Der WHO-Sprecherin zufolge sind die Mitarbeiter überlastet, viele sind vertrieben worden. Zudem wies Harris auf Engpässe in den Krankenhäusern angesichts fehlenden Treibstoffs für die Generatoren hin.

Das UN-Büro für humanitäre Angelegenheiten (Ocha) beklagte indes einen akuten Mangel am Mitteln für die humanitäre Hilfe im Libanon. Bisher seien gerade einmal 17 Prozent der in einem Aufruf geforderten 426 Millionen Dollar (rund 392 Millionen Euro) zusammengekommen, sagte Ocha-Sprecher Jens Laerke. "Der Bedarf steigt von Minute zu Minute und die zugesagten Mittel reichen nicht aus, um Lebensmittel, Medikamente oder Unterkünfte zu kaufen", erklärte er.

Bei den seit rund einem Jahr andauernden Gefechten zwischen der israelischen Armee und der pro-iranischen Hisbollah-Miliz im Libanon sind einer auf Daten des Gesundheitsministeriums basierenden Zählung der Nachrichtenagentur AFP zufolge im Libanon bereits mehr als 1800 Menschen getötet worden. Die israelische Armee hat die Zahl der toten Soldaten seit Beginn ihres Bodeneinsatzes vor einem Monat mit 37 angegeben.

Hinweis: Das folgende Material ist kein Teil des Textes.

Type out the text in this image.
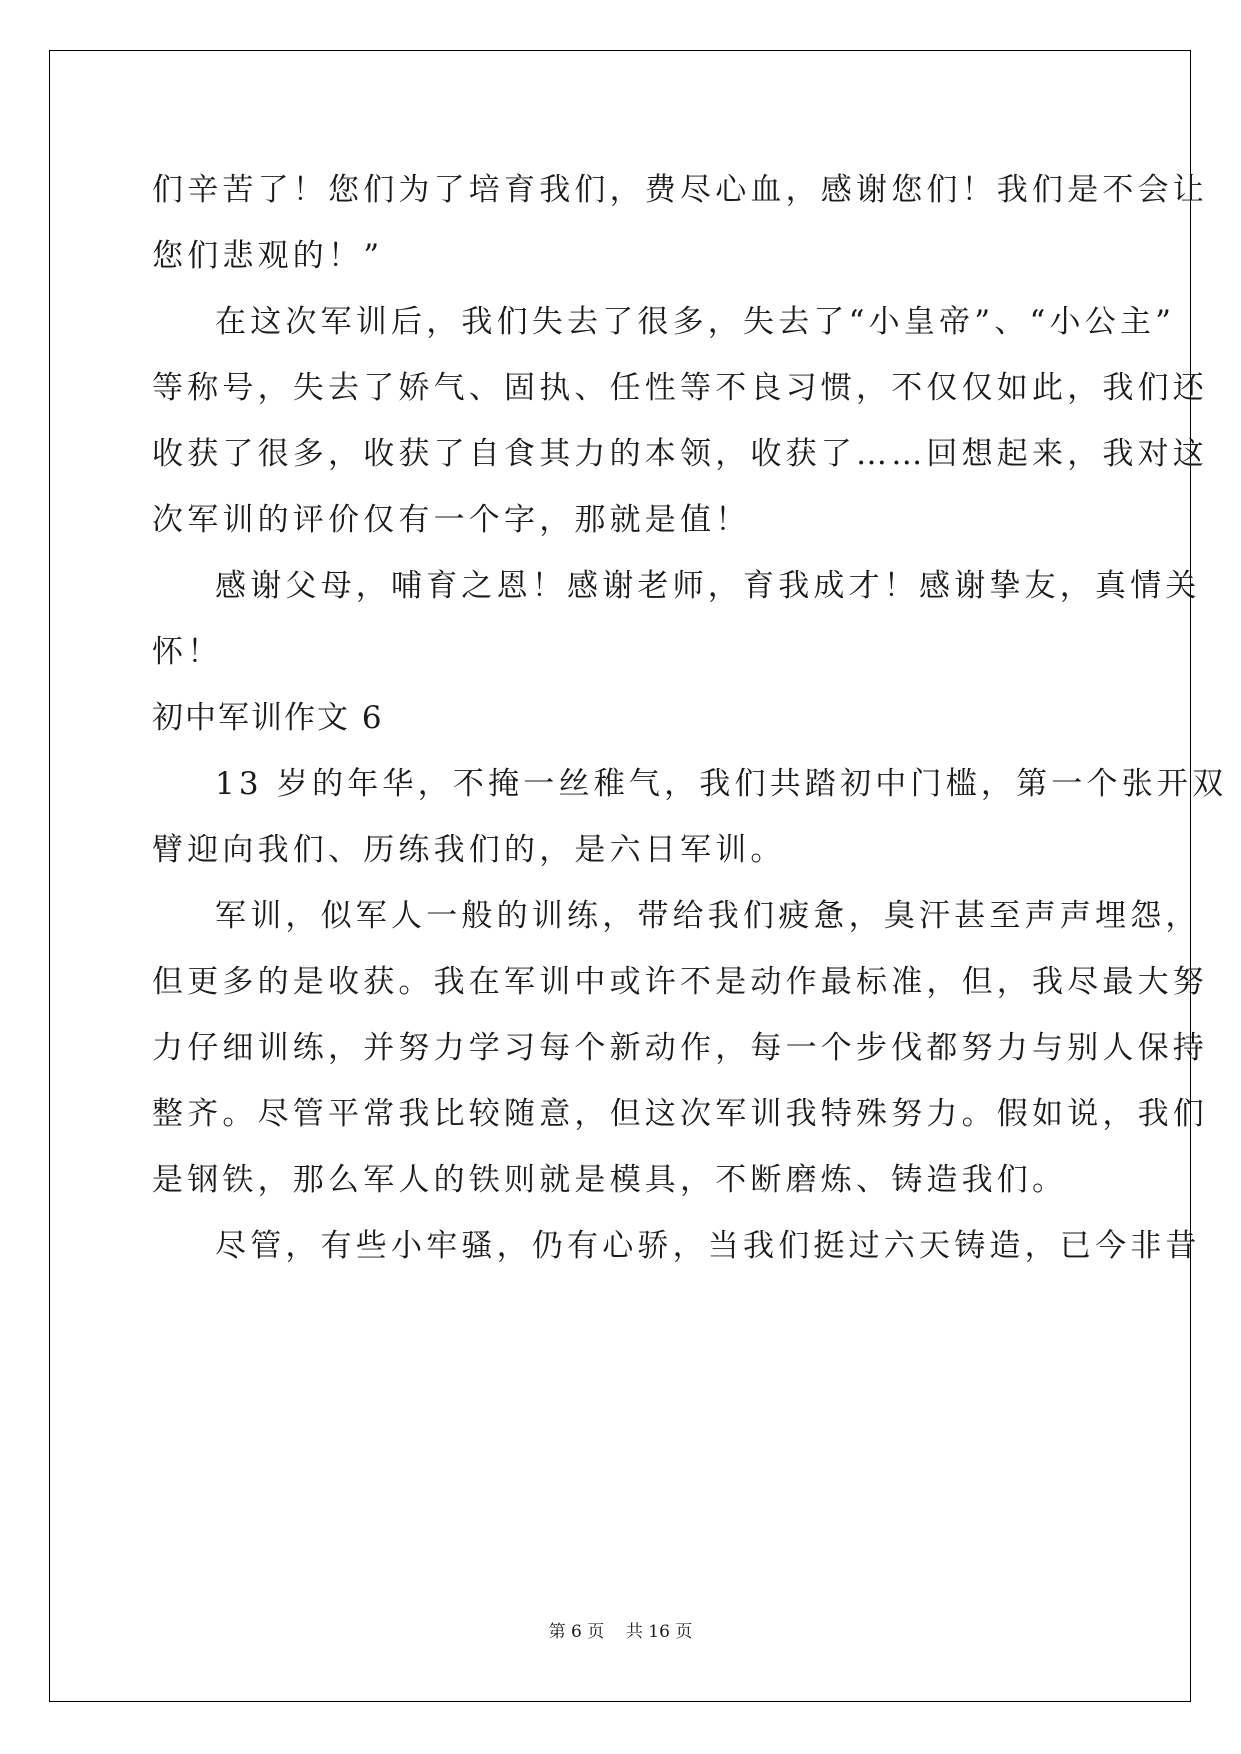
们辛苦了！您们为了培育我们，费尽心血，感谢您们！我们是不会让
您们悲观的！”
在这次军训后，我们失去了很多，失去了“小皇帝”、“小公主”
等称号，失去了娇气、固执、任性等不良习惯，不仅仅如此，我们还
收获了很多，收获了自食其力的本领，收获了……回想起来，我对这
次军训的评价仅有一个字，那就是值！
感谢父母，哺育之恩！感谢老师，育我成才！感谢挚友，真情关
怀！
初中军训作文 6
13 岁的年华，不掩一丝稚气，我们共踏初中门槛，第一个张开双
臂迎向我们、历练我们的，是六日军训。
军训，似军人一般的训练，带给我们疲惫，臭汗甚至声声埋怨，
但更多的是收获。我在军训中或许不是动作最标准，但，我尽最大努
力仔细训练，并努力学习每个新动作，每一个步伐都努力与别人保持
整齐。尽管平常我比较随意，但这次军训我特殊努力。假如说，我们
是钢铁，那么军人的铁则就是模具，不断磨炼、铸造我们。
尽管，有些小牢骚，仍有心骄，当我们挺过六天铸造，已今非昔
第 6 页 共 16 页
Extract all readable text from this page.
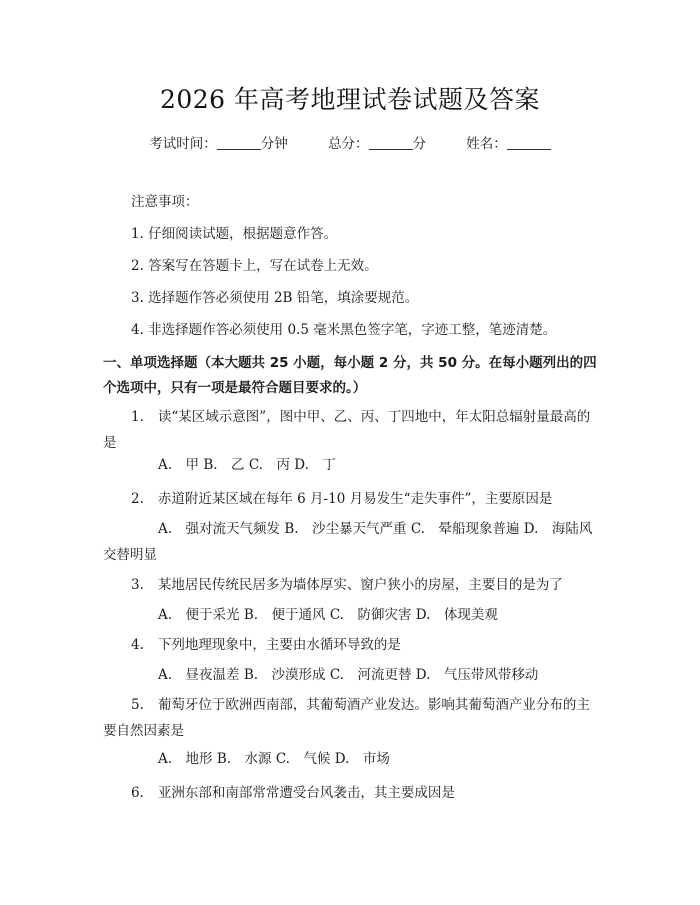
2026 年高考地理试卷试题及答案
考试时间：	分钟	总分：	分	姓名：
注意事项：
1. 仔细阅读试题，根据题意作答。
2. 答案写在答题卡上，写在试卷上无效。
3. 选择题作答必须使用 2B 铅笔，填涂要规范。
4. 非选择题作答必须使用 0.5 毫米黑色签字笔，字迹工整，笔迹清楚。
一、单项选择题（本大题共 25 小题，每小题 2 分，共 50 分。在每小题列出的四个选项中，只有一项是最符合题目要求的。）
1. 读“某区域示意图”，图中甲、乙、丙、丁四地中，年太阳总辐射量最高的是
A.　甲 B.　乙 C.　丙 D.　丁
2. 赤道附近某区域在每年 6 月-10 月易发生“走失事件”，主要原因是
A.　强对流天气频发 B.　沙尘暴天气严重 C.　晕船现象普遍 D.　海陆风交替明显
3. 某地居民传统民居多为墙体厚实、窗户狭小的房屋，主要目的是为了
A.　便于采光 B.　便于通风 C.　防御灾害 D.　体现美观
4. 下列地理现象中，主要由水循环导致的是
A.　昼夜温差 B.　沙漠形成 C.　河流更替 D.　气压带风带移动
5. 葡萄牙位于欧洲西南部，其葡萄酒产业发达。影响其葡萄酒产业分布的主要自然因素是
A.　地形 B.　水源 C.　气候 D.　市场
6. 亚洲东部和南部常常遭受台风袭击，其主要成因是
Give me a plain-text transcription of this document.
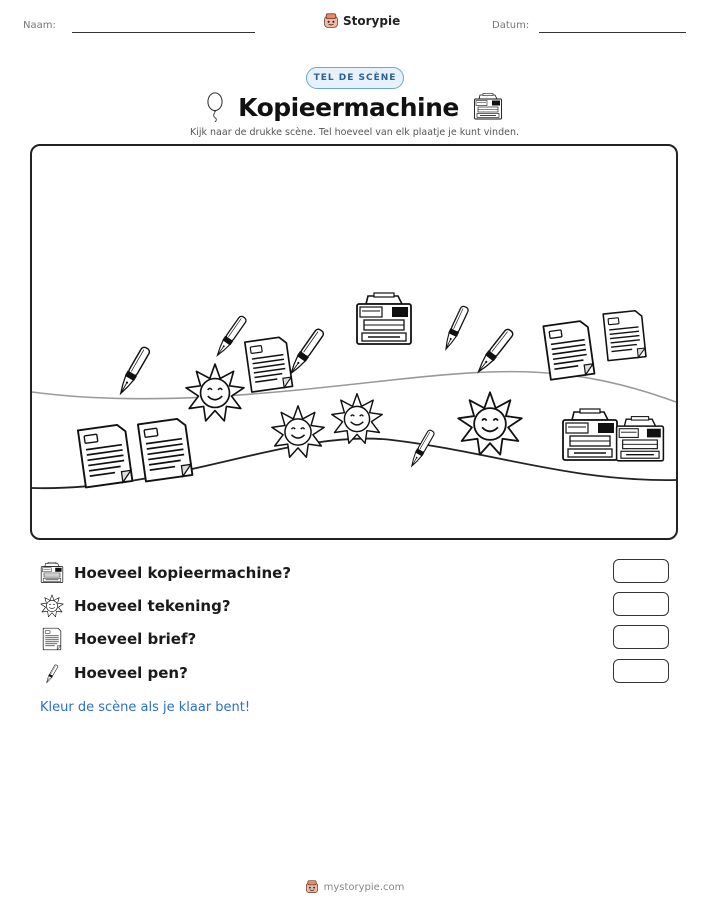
Naam:	Storypie	Datum:
TEL DE SCÈNE
Kopieermachine
Kijk naar de drukke scène. Tel hoeveel van elk plaatje je kunt vinden.
Hoeveel kopieermachine?
Hoeveel tekening?
Hoeveel brief?
Hoeveel pen?
Kleur de scène als je klaar bent!
mystorypie.com
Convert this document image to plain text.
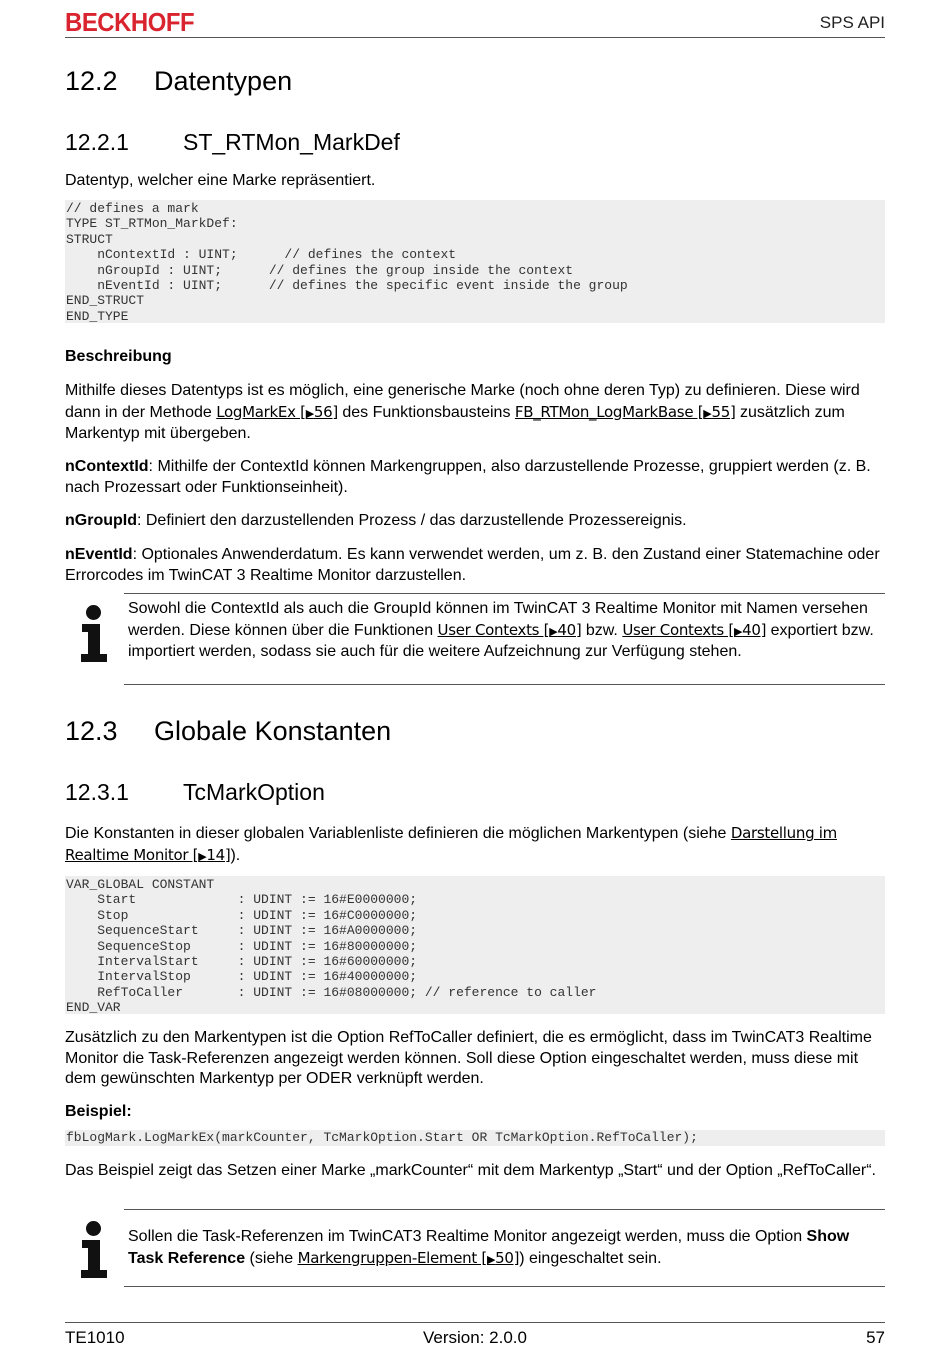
BECKHOFF	SPS API
12.2 Datentypen
12.2.1 ST_RTMon_MarkDef
Datentyp, welcher eine Marke repräsentiert.
// defines a mark
TYPE ST_RTMon_MarkDef:
STRUCT
nContextId : UINT;      // defines the context
nGroupId : UINT;      // defines the group inside the context
nEventId : UINT;      // defines the specific event inside the group
END_STRUCT
END_TYPE
Beschreibung
Mithilfe dieses Datentyps ist es möglich, eine generische Marke (noch ohne deren Typ) zu definieren. Diese wird dann in der Methode LogMarkEx [▶56] des Funktionsbausteins FB_RTMon_LogMarkBase [▶55] zusätzlich zum Markentyp mit übergeben.
nContextId: Mithilfe der ContextId können Markengruppen, also darzustellende Prozesse, gruppiert werden (z. B. nach Prozessart oder Funktionseinheit).
nGroupId: Definiert den darzustellenden Prozess / das darzustellende Prozessereignis.
nEventId: Optionales Anwenderdatum. Es kann verwendet werden, um z. B. den Zustand einer Statemachine oder Errorcodes im TwinCAT 3 Realtime Monitor darzustellen.
Sowohl die ContextId als auch die GroupId können im TwinCAT 3 Realtime Monitor mit Namen versehen werden. Diese können über die Funktionen User Contexts [▶40] bzw. User Contexts [▶40] exportiert bzw. importiert werden, sodass sie auch für die weitere Aufzeichnung zur Verfügung stehen.
12.3 Globale Konstanten
12.3.1 TcMarkOption
Die Konstanten in dieser globalen Variablenliste definieren die möglichen Markentypen (siehe Darstellung im Realtime Monitor [▶14]).
VAR_GLOBAL CONSTANT
Start             : UDINT := 16#E0000000;
Stop              : UDINT := 16#C0000000;
SequenceStart     : UDINT := 16#A0000000;
SequenceStop      : UDINT := 16#80000000;
IntervalStart     : UDINT := 16#60000000;
IntervalStop      : UDINT := 16#40000000;
RefToCaller       : UDINT := 16#08000000; // reference to caller
END_VAR
Zusätzlich zu den Markentypen ist die Option RefToCaller definiert, die es ermöglicht, dass im TwinCAT3 Realtime Monitor die Task-Referenzen angezeigt werden können. Soll diese Option eingeschaltet werden, muss diese mit dem gewünschten Markentyp per ODER verknüpft werden.
Beispiel:
fbLogMark.LogMarkEx(markCounter, TcMarkOption.Start OR TcMarkOption.RefToCaller);
Das Beispiel zeigt das Setzen einer Marke „markCounter“ mit dem Markentyp „Start“ und der Option „RefToCaller“.
Sollen die Task-Referenzen im TwinCAT3 Realtime Monitor angezeigt werden, muss die Option Show Task Reference (siehe Markengruppen-Element [▶50]) eingeschaltet sein.
TE1010	Version: 2.0.0	57
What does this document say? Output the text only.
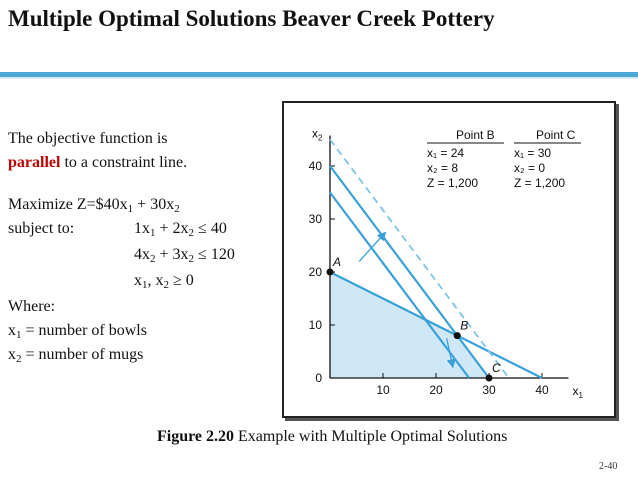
Multiple Optimal Solutions Beaver Creek Pottery
The objective function is
parallel to a constraint line.
Maximize $Z=\$40x_1 + 30x_2$
subject to:	$1x_1 + 2x_2 \le 40$
$4x_2 + 3x_2 \le 120$
$x_1$, $x_2 \ge 0$
Where:
$x_1$ = number of bowls
$x_2$ = number of mugs
40
30
20
10
0
10	20	30	40
$x_2$
$x_1$
A
B
C
Point B
x₁ = 24
x₂ = 8
Z = 1,200
Point C
x₁ = 30
x₂ = 0
Z = 1,200
Figure 2.20 Example with Multiple Optimal Solutions
2-40
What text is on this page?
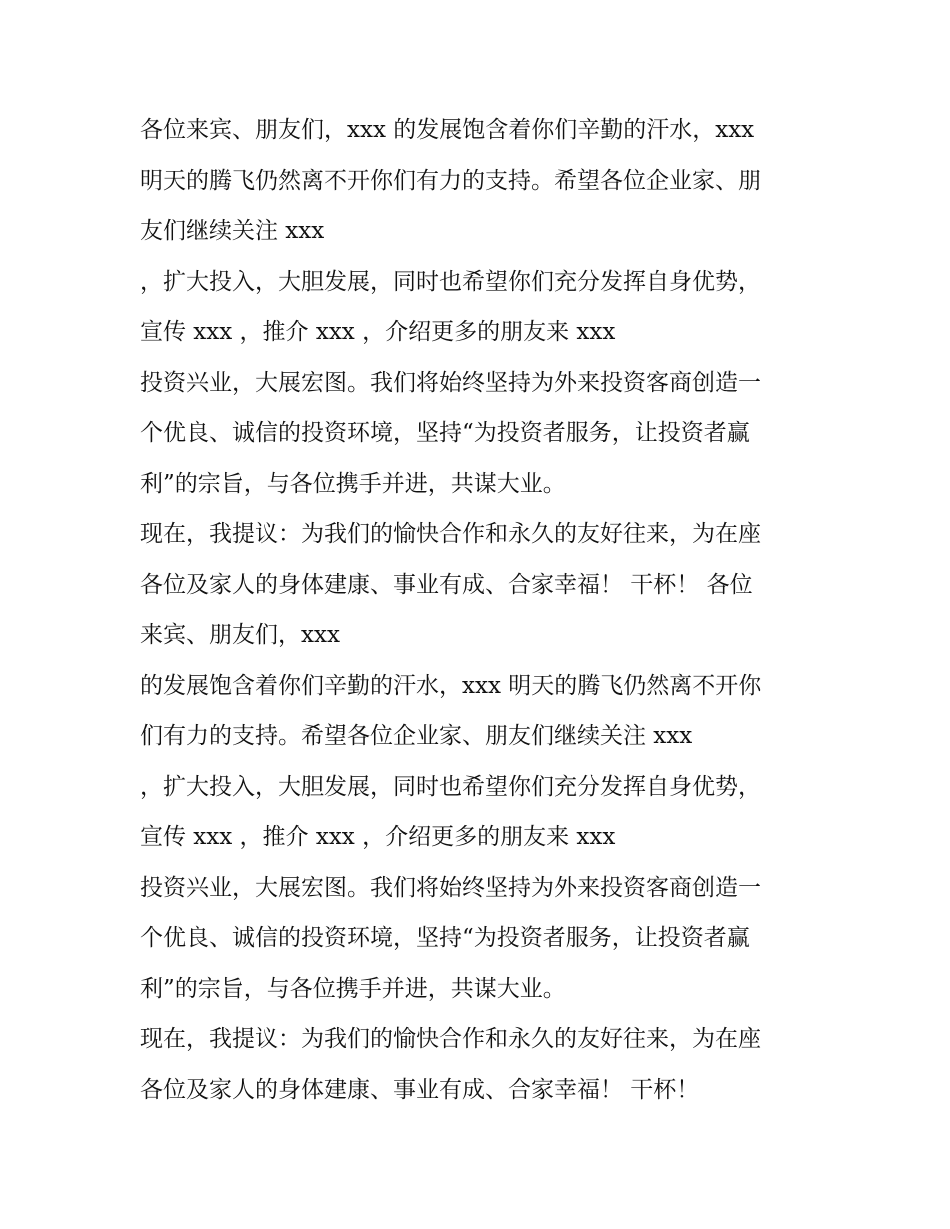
各位来宾、朋友们，xxx 的发展饱含着你们辛勤的汗水，xxx
明天的腾飞仍然离不开你们有力的支持。希望各位企业家、朋
友们继续关注 xxx
，扩大投入，大胆发展，同时也希望你们充分发挥自身优势，
宣传 xxx ，推介 xxx ，介绍更多的朋友来 xxx
投资兴业，大展宏图。我们将始终坚持为外来投资客商创造一
个优良、诚信的投资环境，坚持“为投资者服务，让投资者赢
利”的宗旨，与各位携手并进，共谋大业。
现在，我提议：为我们的愉快合作和永久的友好往来，为在座
各位及家人的身体建康、事业有成、合家幸福！ 干杯！ 各位
来宾、朋友们，xxx
的发展饱含着你们辛勤的汗水，xxx 明天的腾飞仍然离不开你
们有力的支持。希望各位企业家、朋友们继续关注 xxx
，扩大投入，大胆发展，同时也希望你们充分发挥自身优势，
宣传 xxx ，推介 xxx ，介绍更多的朋友来 xxx
投资兴业，大展宏图。我们将始终坚持为外来投资客商创造一
个优良、诚信的投资环境，坚持“为投资者服务，让投资者赢
利”的宗旨，与各位携手并进，共谋大业。
现在，我提议：为我们的愉快合作和永久的友好往来，为在座
各位及家人的身体建康、事业有成、合家幸福！ 干杯！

Die Hisbollah hatte einen Tag nach dem Großangriff der radikalislamischen Hamas im Gazastreifen auf Israel am 7. Oktober 2023 mit regelmäßigen Raketenangriffen eine zweite Front gegen Israel eröffnet. Als Reaktion beschoss Israel Ziele im Nachbarland. Seit einigen Wochen hat die israelische Armee ihre Angriffe auf Hisbollah-Ziele im Libanon deutlich verstärkt. Außerdem startete sie Ende September Bodeneinsätze gegen Stellungen der pro-iranischen Miliz im Südlibanon.